Business Models
Business Models
The reason it’s a “BLT sandwich” is not just because, Bacon!!!, but because business comes first. Everything flows from this. The draft NIST Privacy Risk Management Framework notes, very sensibly, that you must start with a business goal.
We have discussed in the legal subgroup that #1 means an individual and their data are beholden to some enterprise. #2 means the data never even enters the sphere of the enterprise; it stays in its native environment, the way data can stay on a phone. We agreed to focus first and foremost on #2 because it meets important UMA goals, requires legal support, and appears to be the critical model required for the IoT.
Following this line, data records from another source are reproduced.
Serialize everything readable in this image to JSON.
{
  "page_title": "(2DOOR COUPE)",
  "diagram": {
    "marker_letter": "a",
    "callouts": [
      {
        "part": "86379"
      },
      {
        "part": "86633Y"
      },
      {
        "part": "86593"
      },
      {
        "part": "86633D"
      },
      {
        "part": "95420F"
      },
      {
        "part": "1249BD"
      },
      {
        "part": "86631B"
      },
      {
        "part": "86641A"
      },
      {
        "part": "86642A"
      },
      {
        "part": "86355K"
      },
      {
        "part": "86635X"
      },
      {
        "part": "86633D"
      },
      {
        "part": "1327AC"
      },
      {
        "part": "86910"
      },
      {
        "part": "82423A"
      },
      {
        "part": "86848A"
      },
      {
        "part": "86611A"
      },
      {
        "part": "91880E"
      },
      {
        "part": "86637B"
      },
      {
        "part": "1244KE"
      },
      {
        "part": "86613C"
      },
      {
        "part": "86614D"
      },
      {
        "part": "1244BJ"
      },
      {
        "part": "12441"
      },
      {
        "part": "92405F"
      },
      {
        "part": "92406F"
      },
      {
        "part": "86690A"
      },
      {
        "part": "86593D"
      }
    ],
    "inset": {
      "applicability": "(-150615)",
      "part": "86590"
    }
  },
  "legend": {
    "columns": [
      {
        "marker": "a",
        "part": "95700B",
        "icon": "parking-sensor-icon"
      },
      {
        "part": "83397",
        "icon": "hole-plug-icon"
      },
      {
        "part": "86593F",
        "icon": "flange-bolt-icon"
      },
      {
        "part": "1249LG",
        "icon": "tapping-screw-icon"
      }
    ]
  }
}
These models can be viewed as being on a continuum. In #1, the AS legal entity has access to the RO's data, in #2, the AS legal entity (as such) has no access to RO's data, and in #3, the AS legal entity can be considered "the same as" the RO because the RO built the AS. Alice goes from fully disempowered vs. fully empowered with respect to the terms of the contract she can forge with the AS. (We have also discussed how a modular approach to UMA Legal outputs can support the technical dynamicism present in #3 versus #2.)
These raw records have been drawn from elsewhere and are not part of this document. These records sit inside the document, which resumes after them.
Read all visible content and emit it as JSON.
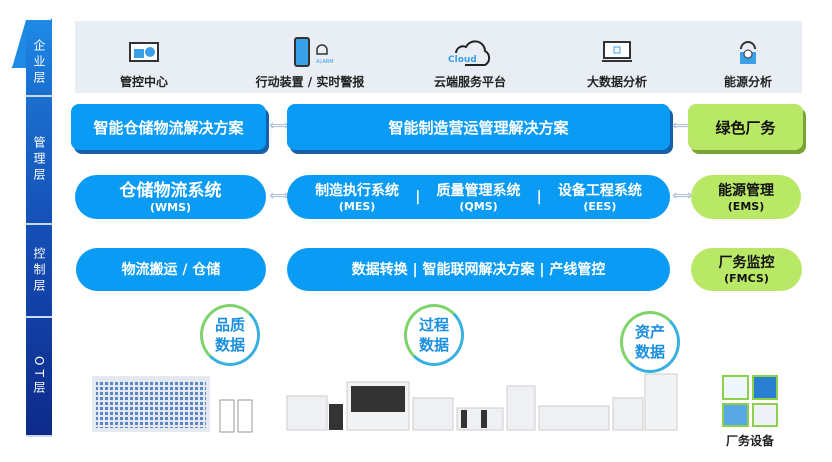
{
  "layers": [
    "企业层",
    "管理层",
    "控制层",
    "OT层"
  ],
  "top_items": [
    {
      "label": "管控中心",
      "icon": "dashboard-monitor-icon"
    },
    {
      "label": "行动装置 / 实时警报",
      "icon": "mobile-alarm-icon",
      "badge": "ALARM"
    },
    {
      "label": "云端服务平台",
      "icon": "cloud-icon",
      "badge": "Cloud"
    },
    {
      "label": "大数据分析",
      "icon": "laptop-data-icon"
    },
    {
      "label": "能源分析",
      "icon": "energy-cloud-icon"
    }
  ],
  "row1": [
    "智能仓储物流解决方案",
    "智能制造营运管理解决方案",
    "绿色厂务"
  ],
  "row2": {
    "wms": {
      "name": "仓储物流系统",
      "abbr": "(WMS)"
    },
    "mes": {
      "name": "制造执行系统",
      "abbr": "(MES)"
    },
    "qms": {
      "name": "质量管理系统",
      "abbr": "(QMS)"
    },
    "ees": {
      "name": "设备工程系统",
      "abbr": "(EES)"
    },
    "ems": {
      "name": "能源管理",
      "abbr": "(EMS)"
    },
    "sep": "|"
  },
  "row3": {
    "logistics": "物流搬运 / 仓储",
    "center": "数据转换 | 智能联网解决方案 | 产线管控",
    "fmcs": {
      "name": "厂务监控",
      "abbr": "(FMCS)"
    }
  },
  "data_circles": [
    [
      "品质",
      "数据"
    ],
    [
      "过程",
      "数据"
    ],
    [
      "资产",
      "数据"
    ]
  ],
  "equipment_label": "厂务设备",
  "colors": {
    "blue": "#0a9bf5",
    "green": "#b9e866",
    "navy": "#0d2a8a"
  }
}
1. Narrow ecosystem / Organizational consumer-facing access federation
Similar to the corporate consumer-facing identity federations of today. Enterprise E serves as both AS and IdP to its end-user customers, who are the ROs. RqPs might be customers as well, or also users with a more tenuous relationship to enterprise E. The RS’s and clients might be run by enterprise E, or possibly also by some partners P, who have been well vetted in advance and whose service and app relationships were set up statically. Each RO experiences the AS as covering the authorization of some fairly limited set of resources in their “online world” (e.g. vertical- or vendor-specific), rather than a potentially comprehensive set. The federation might or might not cross jurisdictional boundaries.
Example:
- Government-to-citizen attribute-sharing and delegation platform with a single government-run AS.
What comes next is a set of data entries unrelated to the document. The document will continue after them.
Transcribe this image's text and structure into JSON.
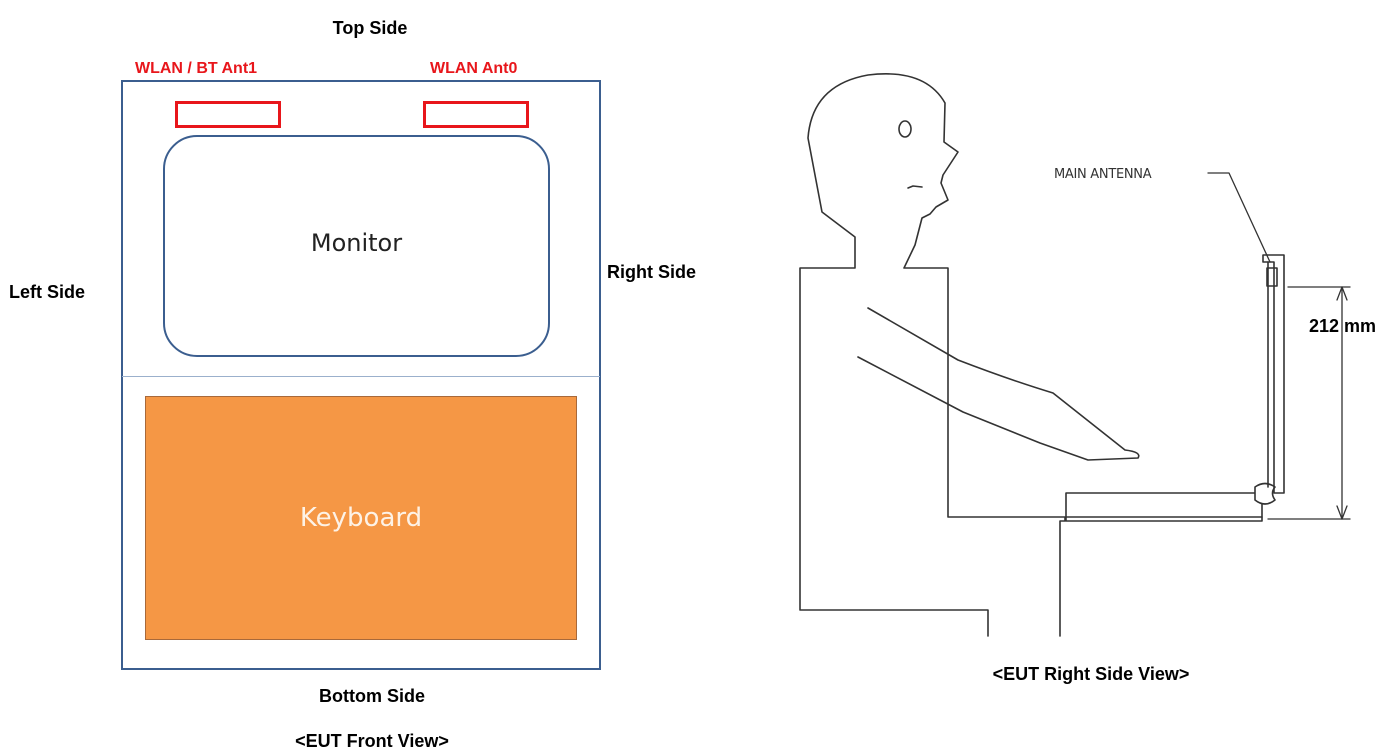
{
  "front_view": {
    "top_label": "Top Side",
    "bottom_label": "Bottom Side",
    "left_label": "Left Side",
    "right_label": "Right Side",
    "caption": "<EUT Front View>",
    "antenna_1_label": "WLAN / BT Ant1",
    "antenna_0_label": "WLAN Ant0",
    "monitor_label": "Monitor",
    "keyboard_label": "Keyboard"
  },
  "side_view": {
    "caption": "<EUT Right Side View>",
    "main_antenna_label": "MAIN ANTENNA",
    "dimension_label": "212 mm"
  },
  "colors": {
    "antenna_outline": "#e8161b",
    "frame": "#3b5e8f",
    "keyboard_fill": "#f59745"
  }
}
2. Medium ecosystem / Industry access federation
Somewhat similar to the social login identity federations of today. A variety of services and products SP find it valuable to standardize on a method of outsourcing authorization, and a few authorization players A have arisen that are willing to play the AS role, such that end-user ROs are able to choose, by (something approximating) free-market action, the AS they would like to use when engaging with each SP. However, there may be market forces that restrict the choices A presented at each SP among which an RO could choose, producing a “NASCAR effect". Options that are "RO-built/bought/run" are, as today, much less likely to be viable in the market, but there is no structural reason that they would be excluded. The environment is fairly heterogeneous, with any AS/RS/client matchup possibly representing three different organizations, but each required pairwise relationship is likely established in a static fashion, as today.
Example:
- Consumer IoT marketplace with a few popular AS platforms to choose from (imagine WeMo etc.).
3. Wide ecosystem / Free-love access federation
An analogue to the Platonic ideal of identity federation oft-imagined today. All parties can meet and establish trust dynamically as required; for example, an UMA client can acquire OAuth client credentials at an AS at the moment of need, and so can an UMA RS, with any business concerns such as execution of terms of service handled dynamically. ROs can freely choose, build, buy, or run their own AS.
Example:
- The desired end-state of the global healthcare market, with IoT and consumer elements mixed in.